My favorite recent game is Last of Us Part 2. I know it’s been hugely divisive, but personally the game is an absolute home run for me. It’s not perfect, it has a few minor flaws in terms of structure and design, but it delivers absolutely everything I look for in a story-and-character-driven game. No, it’s not the “rise of a hero” escapism I mentioned above; instead, the game convinces me that these are real people making real choices for real reasons in a real world. Some commenters have dismissed this as merely a deconstruction of vengeance, but I don’t think it’s that simple. Rather, I think, in its unconventional structure, it’s a conscious exploration of the limitations of empathy, and it uses the player’s desire to project into a character-avatar as a way of challenging the player to explore their own personal empathic boundaries. It is thrilling to me that the game asks me to see the world through the eyes of two completely distinct women as they barrel blindly toward their inevitable confrontation. If either or both of them were men, it would work totally differently, and, in my view, probably not as well. I’m not sure why I feel this way, but I do feel it, strongly.
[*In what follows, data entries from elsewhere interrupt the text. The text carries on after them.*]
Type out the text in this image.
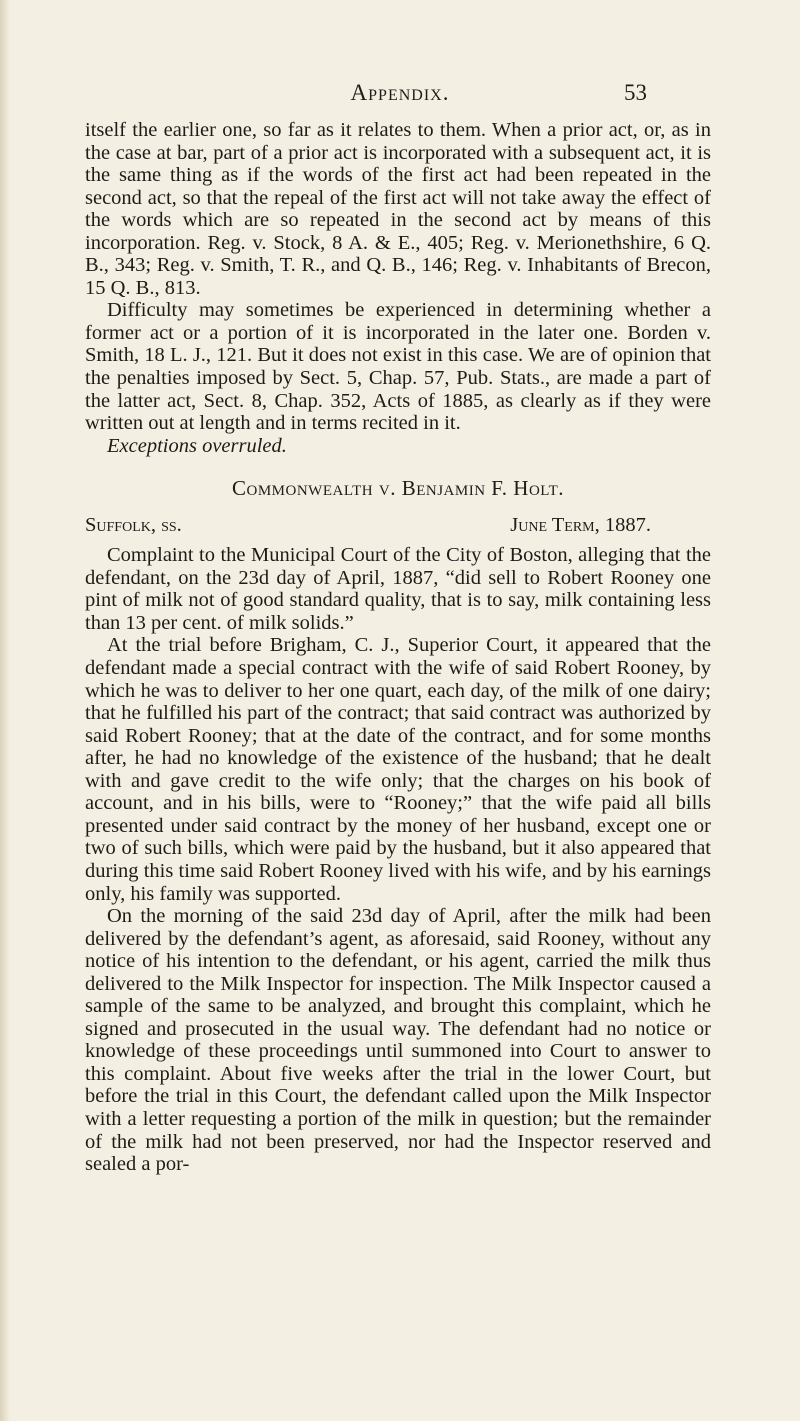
Appendix.	53

itself the earlier one, so far as it relates to them. When a prior act, or, as in the case at bar, part of a prior act is incorporated with a subsequent act, it is the same thing as if the words of the first act had been repeated in the second act, so that the repeal of the first act will not take away the effect of the words which are so repeated in the second act by means of this incorporation. Reg. v. Stock, 8 A. & E., 405; Reg. v. Merionethshire, 6 Q. B., 343; Reg. v. Smith, T. R., and Q. B., 146; Reg. v. Inhabitants of Brecon, 15 Q. B., 813.

Difficulty may sometimes be experienced in determining whether a former act or a portion of it is incorporated in the later one. Borden v. Smith, 18 L. J., 121. But it does not exist in this case. We are of opinion that the penalties imposed by Sect. 5, Chap. 57, Pub. Stats., are made a part of the latter act, Sect. 8, Chap. 352, Acts of 1885, as clearly as if they were written out at length and in terms recited in it.

Exceptions overruled.

Commonwealth v. Benjamin F. Holt.

Suffolk, ss.	June Term, 1887.

Complaint to the Municipal Court of the City of Boston, alleging that the defendant, on the 23d day of April, 1887, “did sell to Robert Rooney one pint of milk not of good standard quality, that is to say, milk containing less than 13 per cent. of milk solids.”

At the trial before Brigham, C. J., Superior Court, it appeared that the defendant made a special contract with the wife of said Robert Rooney, by which he was to deliver to her one quart, each day, of the milk of one dairy; that he fulfilled his part of the contract; that said contract was authorized by said Robert Rooney; that at the date of the contract, and for some months after, he had no knowledge of the existence of the husband; that he dealt with and gave credit to the wife only; that the charges on his book of account, and in his bills, were to “Rooney;” that the wife paid all bills presented under said contract by the money of her husband, except one or two of such bills, which were paid by the husband, but it also appeared that during this time said Robert Rooney lived with his wife, and by his earnings only, his family was supported.

On the morning of the said 23d day of April, after the milk had been delivered by the defendant’s agent, as aforesaid, said Rooney, without any notice of his intention to the defendant, or his agent, carried the milk thus delivered to the Milk Inspector for inspection. The Milk Inspector caused a sample of the same to be analyzed, and brought this complaint, which he signed and prosecuted in the usual way. The defendant had no notice or knowledge of these proceedings until summoned into Court to answer to this complaint. About five weeks after the trial in the lower Court, but before the trial in this Court, the defendant called upon the Milk Inspector with a letter requesting a portion of the milk in question; but the remainder of the milk had not been preserved, nor had the Inspector reserved and sealed a por-
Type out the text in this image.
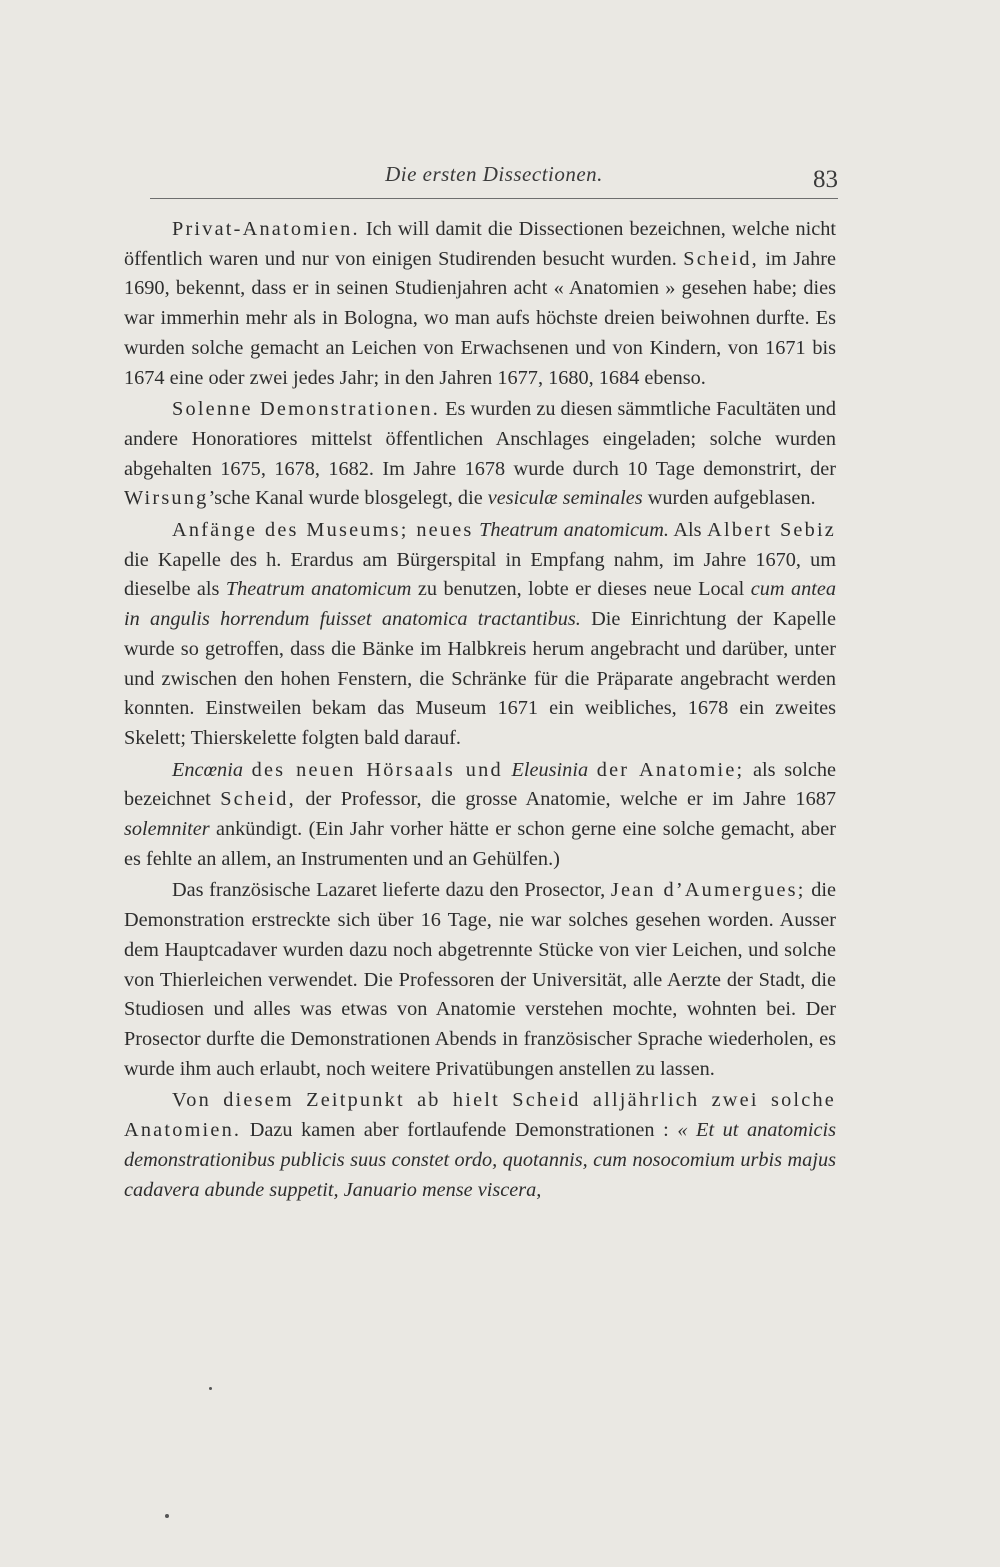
Die ersten Dissectionen.	83

Privat-Anatomien. Ich will damit die Dissectionen bezeichnen, welche nicht öffentlich waren und nur von einigen Studirenden besucht wurden. Scheid, im Jahre 1690, bekennt, dass er in seinen Studienjahren acht « Anatomien » gesehen habe; dies war immerhin mehr als in Bologna, wo man aufs höchste dreien beiwohnen durfte. Es wurden solche gemacht an Leichen von Erwachsenen und von Kindern, von 1671 bis 1674 eine oder zwei jedes Jahr; in den Jahren 1677, 1680, 1684 ebenso.

Solenne Demonstrationen. Es wurden zu diesen sämmtliche Facultäten und andere Honoratiores mittelst öffentlichen Anschlages eingeladen; solche wurden abgehalten 1675, 1678, 1682. Im Jahre 1678 wurde durch 10 Tage demonstrirt, der Wirsung’sche Kanal wurde blosgelegt, die vesiculæ seminales wurden aufgeblasen.

Anfänge des Museums; neues Theatrum anatomicum. Als Albert Sebiz die Kapelle des h. Erardus am Bürgerspital in Empfang nahm, im Jahre 1670, um dieselbe als Theatrum anatomicum zu benutzen, lobte er dieses neue Local cum antea in angulis horrendum fuisset anatomica tractantibus. Die Einrichtung der Kapelle wurde so getroffen, dass die Bänke im Halbkreis herum angebracht und darüber, unter und zwischen den hohen Fenstern, die Schränke für die Präparate angebracht werden konnten. Einstweilen bekam das Museum 1671 ein weibliches, 1678 ein zweites Skelett; Thierskelette folgten bald darauf.

Encœnia des neuen Hörsaals und Eleusinia der Anatomie; als solche bezeichnet Scheid, der Professor, die grosse Anatomie, welche er im Jahre 1687 solemniter ankündigt. (Ein Jahr vorher hätte er schon gerne eine solche gemacht, aber es fehlte an allem, an Instrumenten und an Gehülfen.)

Das französische Lazaret lieferte dazu den Prosector, Jean d’Aumergues; die Demonstration erstreckte sich über 16 Tage, nie war solches gesehen worden. Ausser dem Hauptcadaver wurden dazu noch abgetrennte Stücke von vier Leichen, und solche von Thierleichen verwendet. Die Professoren der Universität, alle Aerzte der Stadt, die Studiosen und alles was etwas von Anatomie verstehen mochte, wohnten bei. Der Prosector durfte die Demonstrationen Abends in französischer Sprache wiederholen, es wurde ihm auch erlaubt, noch weitere Privatübungen anstellen zu lassen.

Von diesem Zeitpunkt ab hielt Scheid alljährlich zwei solche Anatomien. Dazu kamen aber fortlaufende Demonstrationen : « Et ut anatomicis demonstrationibus publicis suus constet ordo, quotannis, cum nosocomium urbis majus cadavera abunde suppetit, Januario mense viscera,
This is much, much longer than I intended it to be when I started. It might be clear, this is something I’ve thought about a lot, and something I believe is worth thinking about, deeply. Games are, I think, too easily dismissed as superficial diversions. If it’s Angry Birds or another time-filler, then sure, that’s fair. But in their more complex incarnations, there’s something really, really interesting about how we extend our emotional point of view into this virtual character and identify with their situation and their struggles, and I strongly believe that video games qualify, and should be evaluated, as a new art form. What we want out of a game, the way we play it, can be tantamount to a psychological X-ray, deeply revealing of who we are and how we prefer to interact with our surroundings. And it starts with the question of who we want to “be” when we play.